Não sei o curso de Haeyoon na faculdade mas me preocupa ela ter tanto tempo livre. Digo, o financiador do apartamento é o pai dela, a família dela tem uma boa renda e ela aparenta ser só mais uma riquinha que deu uma de rebelde e quis viver sozinha para se sentir adulta. Haeyoon vai herdar a empresa de seu pai e leva a faculdade como passatempo, apenas para não ficar o dia inteiro em casa sem nada a fazer. Vivemos em um acordo em que nossas obrigações são pagar o aluguel em dia, esse que a Haeyoon repassa para o seu pai. É interesse vê-la retirar uma quantia de sua mesada para pagar o aluguel como se fosse uma renda retirada de trabalho pesado. 

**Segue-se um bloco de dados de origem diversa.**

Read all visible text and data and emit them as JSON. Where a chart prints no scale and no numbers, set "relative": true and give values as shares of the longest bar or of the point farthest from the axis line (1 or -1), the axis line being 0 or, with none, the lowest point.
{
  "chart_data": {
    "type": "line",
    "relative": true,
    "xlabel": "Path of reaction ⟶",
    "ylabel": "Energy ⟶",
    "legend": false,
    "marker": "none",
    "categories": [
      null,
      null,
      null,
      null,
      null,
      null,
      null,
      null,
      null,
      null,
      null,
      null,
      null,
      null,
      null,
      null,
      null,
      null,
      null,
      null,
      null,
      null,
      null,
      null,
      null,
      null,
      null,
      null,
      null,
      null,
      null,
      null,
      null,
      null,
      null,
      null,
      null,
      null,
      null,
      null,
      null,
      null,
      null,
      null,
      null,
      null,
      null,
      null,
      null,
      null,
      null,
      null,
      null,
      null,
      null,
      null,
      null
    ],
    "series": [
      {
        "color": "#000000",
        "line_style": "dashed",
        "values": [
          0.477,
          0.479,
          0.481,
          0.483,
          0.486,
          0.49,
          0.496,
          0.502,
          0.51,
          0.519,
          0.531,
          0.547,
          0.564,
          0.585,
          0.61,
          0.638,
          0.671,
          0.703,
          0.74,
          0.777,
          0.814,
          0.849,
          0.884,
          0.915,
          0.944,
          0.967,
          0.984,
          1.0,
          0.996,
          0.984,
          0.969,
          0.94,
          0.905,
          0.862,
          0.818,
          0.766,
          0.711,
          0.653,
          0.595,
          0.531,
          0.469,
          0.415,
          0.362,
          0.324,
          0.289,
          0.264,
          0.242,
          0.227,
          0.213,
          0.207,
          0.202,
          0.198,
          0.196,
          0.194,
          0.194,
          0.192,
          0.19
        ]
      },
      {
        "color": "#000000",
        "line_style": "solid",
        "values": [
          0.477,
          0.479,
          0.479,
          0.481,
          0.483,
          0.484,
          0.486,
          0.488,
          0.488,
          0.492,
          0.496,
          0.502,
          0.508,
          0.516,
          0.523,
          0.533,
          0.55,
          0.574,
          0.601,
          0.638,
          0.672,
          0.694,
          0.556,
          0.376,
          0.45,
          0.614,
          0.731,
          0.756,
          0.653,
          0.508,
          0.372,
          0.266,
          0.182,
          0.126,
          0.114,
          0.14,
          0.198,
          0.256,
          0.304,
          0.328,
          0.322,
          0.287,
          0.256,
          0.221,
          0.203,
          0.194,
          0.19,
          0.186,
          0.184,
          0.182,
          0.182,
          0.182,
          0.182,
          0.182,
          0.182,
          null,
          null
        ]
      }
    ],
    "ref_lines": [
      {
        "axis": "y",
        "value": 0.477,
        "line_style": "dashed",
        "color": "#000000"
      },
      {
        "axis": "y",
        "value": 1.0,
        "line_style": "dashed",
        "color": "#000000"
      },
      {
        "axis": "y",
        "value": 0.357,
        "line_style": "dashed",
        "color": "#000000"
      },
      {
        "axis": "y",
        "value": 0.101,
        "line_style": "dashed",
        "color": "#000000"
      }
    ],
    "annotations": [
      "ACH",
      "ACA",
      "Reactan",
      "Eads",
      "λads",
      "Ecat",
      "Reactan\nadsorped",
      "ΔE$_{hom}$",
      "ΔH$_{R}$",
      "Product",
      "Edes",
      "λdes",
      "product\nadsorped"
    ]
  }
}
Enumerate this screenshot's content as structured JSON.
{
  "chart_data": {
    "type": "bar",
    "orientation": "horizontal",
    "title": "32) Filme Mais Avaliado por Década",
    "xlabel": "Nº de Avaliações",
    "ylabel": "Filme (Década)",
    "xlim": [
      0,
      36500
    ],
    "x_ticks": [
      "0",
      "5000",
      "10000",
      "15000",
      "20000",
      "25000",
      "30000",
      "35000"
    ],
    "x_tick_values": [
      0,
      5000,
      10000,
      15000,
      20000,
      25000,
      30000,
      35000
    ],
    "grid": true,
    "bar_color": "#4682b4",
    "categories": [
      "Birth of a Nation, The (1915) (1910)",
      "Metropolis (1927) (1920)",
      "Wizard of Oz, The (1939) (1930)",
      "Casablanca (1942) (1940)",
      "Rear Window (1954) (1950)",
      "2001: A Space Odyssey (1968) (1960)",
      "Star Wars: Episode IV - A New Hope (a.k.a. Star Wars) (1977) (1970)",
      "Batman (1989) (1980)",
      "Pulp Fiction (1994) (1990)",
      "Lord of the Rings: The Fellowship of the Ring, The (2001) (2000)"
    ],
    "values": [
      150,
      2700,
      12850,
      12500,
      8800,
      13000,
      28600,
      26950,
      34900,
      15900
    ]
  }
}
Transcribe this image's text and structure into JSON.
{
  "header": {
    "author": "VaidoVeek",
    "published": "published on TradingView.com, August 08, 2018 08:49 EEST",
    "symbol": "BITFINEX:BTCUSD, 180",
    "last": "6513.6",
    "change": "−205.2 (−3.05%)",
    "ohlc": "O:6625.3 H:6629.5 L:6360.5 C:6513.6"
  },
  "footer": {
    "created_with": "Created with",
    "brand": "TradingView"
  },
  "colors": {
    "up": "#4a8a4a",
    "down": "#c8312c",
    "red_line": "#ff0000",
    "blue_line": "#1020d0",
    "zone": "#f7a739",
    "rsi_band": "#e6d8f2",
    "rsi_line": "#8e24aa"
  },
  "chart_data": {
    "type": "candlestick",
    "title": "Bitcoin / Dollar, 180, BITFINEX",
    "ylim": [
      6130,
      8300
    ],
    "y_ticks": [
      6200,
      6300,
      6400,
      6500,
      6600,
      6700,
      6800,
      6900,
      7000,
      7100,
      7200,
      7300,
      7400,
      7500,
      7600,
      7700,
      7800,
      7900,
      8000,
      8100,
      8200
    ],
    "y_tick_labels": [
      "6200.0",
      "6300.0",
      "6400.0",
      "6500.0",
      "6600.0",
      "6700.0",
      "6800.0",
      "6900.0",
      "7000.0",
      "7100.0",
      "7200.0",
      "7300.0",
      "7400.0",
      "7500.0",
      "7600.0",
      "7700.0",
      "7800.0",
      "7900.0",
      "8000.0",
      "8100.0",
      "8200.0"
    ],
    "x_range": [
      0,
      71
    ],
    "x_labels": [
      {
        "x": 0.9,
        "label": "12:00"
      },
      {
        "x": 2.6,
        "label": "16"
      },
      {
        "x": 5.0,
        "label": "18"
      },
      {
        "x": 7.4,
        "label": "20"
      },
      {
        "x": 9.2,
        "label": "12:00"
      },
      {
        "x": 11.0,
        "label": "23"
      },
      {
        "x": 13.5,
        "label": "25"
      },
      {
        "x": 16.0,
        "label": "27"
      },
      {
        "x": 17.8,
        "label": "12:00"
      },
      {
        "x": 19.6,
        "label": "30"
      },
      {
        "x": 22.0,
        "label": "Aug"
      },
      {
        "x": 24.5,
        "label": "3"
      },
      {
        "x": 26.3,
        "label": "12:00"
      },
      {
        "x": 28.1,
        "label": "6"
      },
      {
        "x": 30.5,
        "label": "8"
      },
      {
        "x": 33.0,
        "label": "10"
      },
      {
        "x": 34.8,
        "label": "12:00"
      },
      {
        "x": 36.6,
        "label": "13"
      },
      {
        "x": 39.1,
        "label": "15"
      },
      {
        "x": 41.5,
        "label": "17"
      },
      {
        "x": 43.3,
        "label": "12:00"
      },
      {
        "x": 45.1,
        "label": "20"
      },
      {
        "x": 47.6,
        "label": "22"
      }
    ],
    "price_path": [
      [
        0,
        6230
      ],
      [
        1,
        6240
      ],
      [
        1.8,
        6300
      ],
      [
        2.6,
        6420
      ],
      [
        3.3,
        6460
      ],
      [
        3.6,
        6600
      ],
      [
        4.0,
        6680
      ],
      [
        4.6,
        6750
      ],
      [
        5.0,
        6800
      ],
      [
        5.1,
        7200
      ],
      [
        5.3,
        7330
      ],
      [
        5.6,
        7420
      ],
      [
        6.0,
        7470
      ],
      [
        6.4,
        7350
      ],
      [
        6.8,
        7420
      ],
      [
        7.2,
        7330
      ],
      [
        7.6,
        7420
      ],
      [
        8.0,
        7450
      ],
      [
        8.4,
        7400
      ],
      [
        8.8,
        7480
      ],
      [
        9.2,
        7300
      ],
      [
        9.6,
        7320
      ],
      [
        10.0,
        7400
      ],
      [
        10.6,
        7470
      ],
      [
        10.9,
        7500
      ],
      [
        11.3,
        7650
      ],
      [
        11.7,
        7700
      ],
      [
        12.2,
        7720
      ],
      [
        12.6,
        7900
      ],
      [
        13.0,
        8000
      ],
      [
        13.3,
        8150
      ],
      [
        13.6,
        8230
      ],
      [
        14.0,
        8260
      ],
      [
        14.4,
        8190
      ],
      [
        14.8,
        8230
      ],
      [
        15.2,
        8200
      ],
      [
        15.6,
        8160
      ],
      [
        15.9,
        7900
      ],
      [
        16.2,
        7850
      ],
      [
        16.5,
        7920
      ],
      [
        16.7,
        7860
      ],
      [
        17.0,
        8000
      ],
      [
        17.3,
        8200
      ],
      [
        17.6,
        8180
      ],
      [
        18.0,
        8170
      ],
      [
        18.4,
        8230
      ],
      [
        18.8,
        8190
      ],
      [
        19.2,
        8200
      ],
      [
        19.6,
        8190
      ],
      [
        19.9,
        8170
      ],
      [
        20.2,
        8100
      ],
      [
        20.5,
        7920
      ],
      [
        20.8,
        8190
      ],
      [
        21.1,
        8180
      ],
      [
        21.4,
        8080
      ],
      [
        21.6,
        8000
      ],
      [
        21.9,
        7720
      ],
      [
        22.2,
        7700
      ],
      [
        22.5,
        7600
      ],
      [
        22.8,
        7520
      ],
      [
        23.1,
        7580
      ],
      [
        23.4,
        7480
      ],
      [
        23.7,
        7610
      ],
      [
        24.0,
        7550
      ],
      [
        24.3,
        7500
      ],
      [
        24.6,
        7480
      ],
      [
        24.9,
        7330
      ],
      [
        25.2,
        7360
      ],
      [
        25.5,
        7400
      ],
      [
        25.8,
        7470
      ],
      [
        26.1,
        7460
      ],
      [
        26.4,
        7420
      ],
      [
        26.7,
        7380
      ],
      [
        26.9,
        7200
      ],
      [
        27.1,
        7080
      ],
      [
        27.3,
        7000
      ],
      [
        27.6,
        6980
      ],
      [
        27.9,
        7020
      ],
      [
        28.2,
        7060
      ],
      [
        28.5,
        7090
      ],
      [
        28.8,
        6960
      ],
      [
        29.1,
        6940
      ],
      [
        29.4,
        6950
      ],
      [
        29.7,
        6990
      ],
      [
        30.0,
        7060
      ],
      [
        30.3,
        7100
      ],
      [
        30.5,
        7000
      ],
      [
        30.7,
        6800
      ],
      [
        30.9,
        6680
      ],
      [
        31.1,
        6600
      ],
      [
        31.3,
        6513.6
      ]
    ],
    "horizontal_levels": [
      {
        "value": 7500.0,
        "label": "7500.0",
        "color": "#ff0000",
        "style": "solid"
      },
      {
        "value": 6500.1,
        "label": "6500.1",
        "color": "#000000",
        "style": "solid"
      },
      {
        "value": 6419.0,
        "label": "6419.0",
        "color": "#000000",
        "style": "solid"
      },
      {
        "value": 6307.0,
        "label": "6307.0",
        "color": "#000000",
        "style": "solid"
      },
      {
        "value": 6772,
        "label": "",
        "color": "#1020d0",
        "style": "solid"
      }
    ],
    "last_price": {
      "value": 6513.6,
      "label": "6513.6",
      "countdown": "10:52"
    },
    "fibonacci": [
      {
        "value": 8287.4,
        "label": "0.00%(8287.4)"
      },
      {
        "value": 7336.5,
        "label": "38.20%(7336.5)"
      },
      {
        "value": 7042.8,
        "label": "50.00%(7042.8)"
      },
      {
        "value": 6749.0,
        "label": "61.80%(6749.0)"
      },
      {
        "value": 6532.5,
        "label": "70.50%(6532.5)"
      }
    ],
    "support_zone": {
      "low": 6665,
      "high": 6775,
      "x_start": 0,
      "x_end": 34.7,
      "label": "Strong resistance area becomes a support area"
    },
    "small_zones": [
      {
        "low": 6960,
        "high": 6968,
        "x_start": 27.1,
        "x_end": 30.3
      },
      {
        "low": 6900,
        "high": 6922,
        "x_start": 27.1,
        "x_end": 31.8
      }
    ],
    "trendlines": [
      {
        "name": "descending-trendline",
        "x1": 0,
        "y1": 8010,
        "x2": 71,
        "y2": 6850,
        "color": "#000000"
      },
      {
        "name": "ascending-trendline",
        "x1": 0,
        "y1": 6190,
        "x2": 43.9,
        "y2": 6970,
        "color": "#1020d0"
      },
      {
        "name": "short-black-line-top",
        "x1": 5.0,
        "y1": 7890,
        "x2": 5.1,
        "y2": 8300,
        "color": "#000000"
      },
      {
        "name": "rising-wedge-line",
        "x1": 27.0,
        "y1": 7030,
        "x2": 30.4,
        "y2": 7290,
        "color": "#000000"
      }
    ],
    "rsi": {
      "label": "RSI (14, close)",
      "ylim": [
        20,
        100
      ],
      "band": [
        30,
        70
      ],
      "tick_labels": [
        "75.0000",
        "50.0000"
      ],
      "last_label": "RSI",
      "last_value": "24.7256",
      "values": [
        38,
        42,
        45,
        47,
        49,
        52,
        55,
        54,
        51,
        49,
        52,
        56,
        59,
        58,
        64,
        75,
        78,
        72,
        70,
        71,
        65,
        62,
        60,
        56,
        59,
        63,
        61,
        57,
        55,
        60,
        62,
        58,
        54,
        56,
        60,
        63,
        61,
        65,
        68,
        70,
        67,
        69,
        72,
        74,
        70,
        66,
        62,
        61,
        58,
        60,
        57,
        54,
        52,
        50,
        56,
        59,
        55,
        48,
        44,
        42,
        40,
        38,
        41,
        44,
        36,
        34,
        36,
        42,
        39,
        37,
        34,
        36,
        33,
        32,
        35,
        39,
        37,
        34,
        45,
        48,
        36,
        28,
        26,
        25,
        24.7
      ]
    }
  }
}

— Haeyoon, eu estou realmente cansada hoje. Pode me mandar esse calendário amoroso por mensagem?!

— Uh, claro! — ela pareceu empolgada em ter uma boa ocupação.

Deixei as garrafas em cima da mesa da cozinha e fui direto para o meu quarto, jogando-me na cama para ter o menor do descanso e o maior do relaxamento: conversar com a minha namorada.